The interface feels singular, but execution, publication, and custody remain clearly separated.
One visible venue.
Policy before execution.
Pricing, matching, risk, funding, publication.
State ships with context.
Collateral stays bounded.
Read the table as a permission map. Each layer's first column is what it is allowed to do; the third column is what it cannot do, by construction. Nothing in the table moves user funds without a corresponding contract call on Base.
| Layer | Primary job | What it cannot do |
|---|---|---|
| Product surface | Render markets, charts, order entry, positions, assets, and account views | No matching, no custody, no settlement |
| Gateway and read model | Normalize persisted runtime output into one stable API; gate signed ingress with agent auth, IOC, and order-commit policy | No fill decisions, no balance authority |
| Runtime engine | Single-writer flow: validate signed orders, apply risk, price, fill, advance funding, prepare publication | No direct custody, no unilateral withdrawals, no parameter changes |
| Publication | Commit state roots with sequence, oracle, batch, and config bindings the vault settles against | No matching loop, no balance writes |
| Contracts on Base | Hold collateral, queue withdrawals, preserve root history, enforce multi-sig on treasury actions | No live order matching, no off-chain authority |
#One venue, separate operating layers
A trader sees one venue. The implementation splits that venue across five layers because forcing fast execution, readable product state, and custody-critical permissions into one component is how derivatives venues lose user funds. The product surface owns clarity. The gateway owns normalization and the admission policy on signed flow. The runtime owns live exchange state under a single-writer model. Publication owns the bindings between off-chain state and on-chain settlement. The contracts on Base own custody and the multi-sig gates on treasury movement.

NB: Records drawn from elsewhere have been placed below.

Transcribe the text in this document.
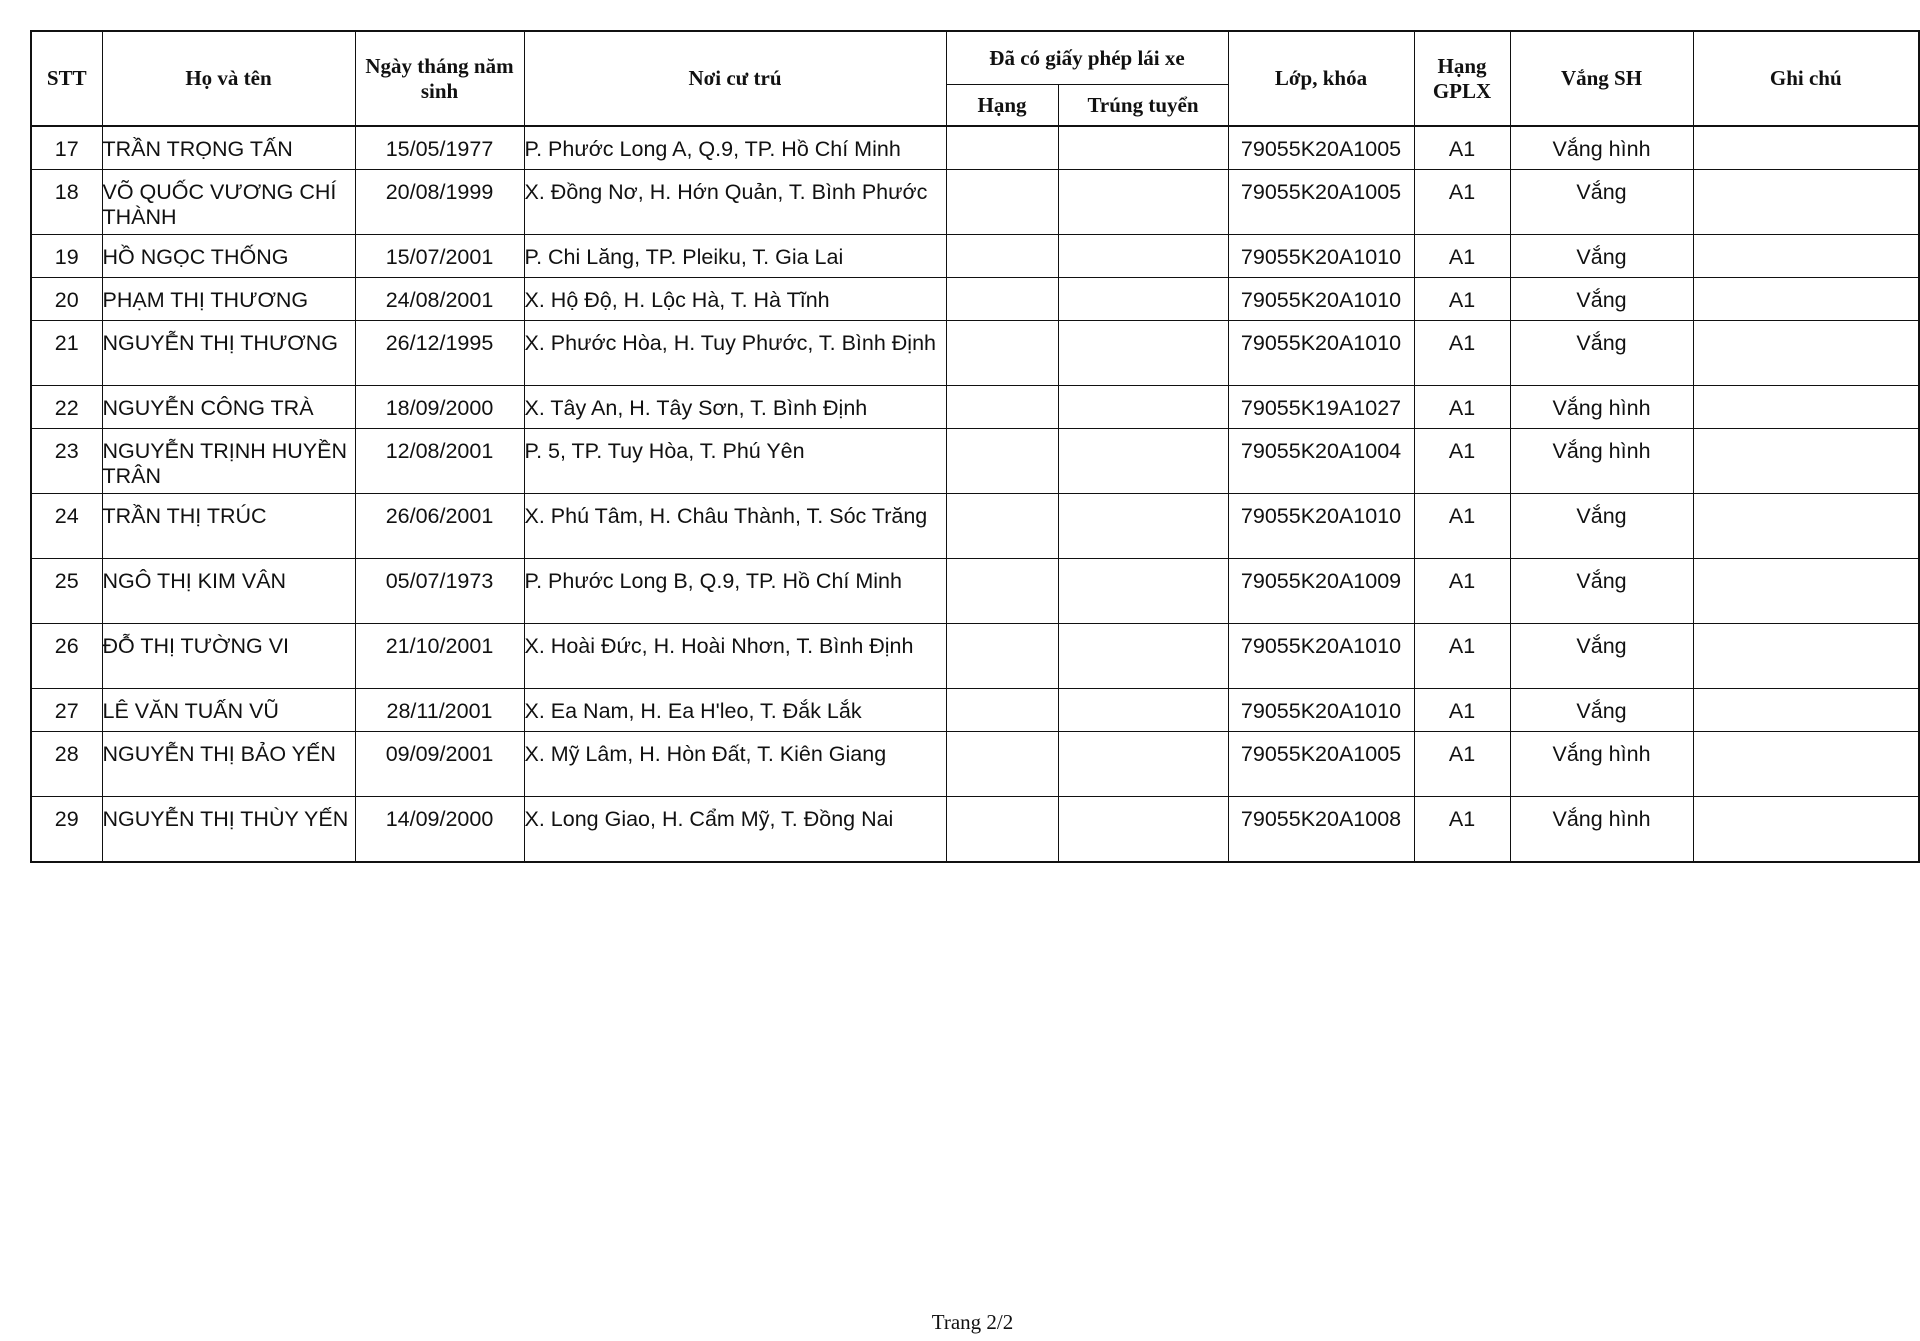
STT	Họ và tên	Ngày tháng năm sinh	Nơi cư trú	Đã có giấy phép lái xe		Lớp, khóa	Hạng GPLX	Vắng SH	Ghi chú
				Hạng	Trúng tuyển				
17	TRẦN TRỌNG TẤN	15/05/1977	P. Phước Long A, Q.9, TP. Hồ Chí Minh			79055K20A1005	A1	Vắng hình	
18	VÕ QUỐC VƯƠNG CHÍ THÀNH	20/08/1999	X. Đồng Nơ, H. Hớn Quản, T. Bình Phước			79055K20A1005	A1	Vắng	
19	HỒ NGỌC THỐNG	15/07/2001	P. Chi Lăng, TP. Pleiku, T. Gia Lai			79055K20A1010	A1	Vắng	
20	PHẠM THỊ THƯƠNG	24/08/2001	X. Hộ Độ, H. Lộc Hà, T. Hà Tĩnh			79055K20A1010	A1	Vắng	
21	NGUYỄN THỊ THƯƠNG	26/12/1995	X. Phước Hòa, H. Tuy Phước, T. Bình Định			79055K20A1010	A1	Vắng	
22	NGUYỄN CÔNG TRÀ	18/09/2000	X. Tây An, H. Tây Sơn, T. Bình Định			79055K19A1027	A1	Vắng hình	
23	NGUYỄN TRỊNH HUYỀN TRÂN	12/08/2001	P. 5, TP. Tuy Hòa, T. Phú Yên			79055K20A1004	A1	Vắng hình	
24	TRẦN THỊ TRÚC	26/06/2001	X. Phú Tâm, H. Châu Thành, T. Sóc Trăng			79055K20A1010	A1	Vắng	
25	NGÔ THỊ KIM VÂN	05/07/1973	P. Phước Long B, Q.9, TP. Hồ Chí Minh			79055K20A1009	A1	Vắng	
26	ĐỖ THỊ TƯỜNG VI	21/10/2001	X. Hoài Đức, H. Hoài Nhơn, T. Bình Định			79055K20A1010	A1	Vắng	
27	LÊ VĂN TUẤN VŨ	28/11/2001	X. Ea Nam, H. Ea H'leo, T. Đắk Lắk			79055K20A1010	A1	Vắng	
28	NGUYỄN THỊ BẢO YẾN	09/09/2001	X. Mỹ Lâm, H. Hòn Đất, T. Kiên Giang			79055K20A1005	A1	Vắng hình	
29	NGUYỄN THỊ THÙY YẾN	14/09/2000	X. Long Giao, H. Cẩm Mỹ, T. Đồng Nai			79055K20A1008	A1	Vắng hình	
Trang 2/2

Third-party surfaces — dashboards, copy-trading rails, mobile clients, institutional API consumers — read from the same gateway as the in-house app. They do not constitute a new protocol layer; they consume the same persisted state. That is the structural reason a copy-trader bot, a retail mobile front end, and a quant desk see consistent fills.
Dexter ships in liquidityless vAMM mode. The live venue does not depend on resting maker inventory; execution pressure, skew, spread, and inventory posture are handled inside the runtime against the vAMM curve. Custody and withdrawal rights remain bound to the contracts regardless of what posture the runtime takes. A bad inventory call cannot cost a trader their margin.
product surface
-> gateway and read model
-> off-chain runtime
-> published commitments
-> vault, treasury, and settlement contracts on Base
#Where the trust boundary actually sits
Dexter does not claim every component is on-chain. It claims something narrower and more useful: execution can be fast off-chain so long as custody, settlement references, and protocol-owned value live on-chain with explicit rules. User collateral, withdrawal requests, nonce history, fee balances, the insurance reserve, and income-side accounting all sit in contract-governed storage on Base because those are the places where ownership has to stay unambiguous.
The runtime advances state and publishes the settlement context the vault reads against. It does not redefine custody after the fact, and it does not authorize a withdrawal the contracts would not honor on their own. Treasury moves above $10,000 require a 2-of-3 multi-sig; insurance and governance moves require a 3-of-5 with an external signer. The runtime cannot bypass either gate. That is what turns the off-chain / on-chain split into a real architectural boundary instead of marketing language layered over a black-box backend.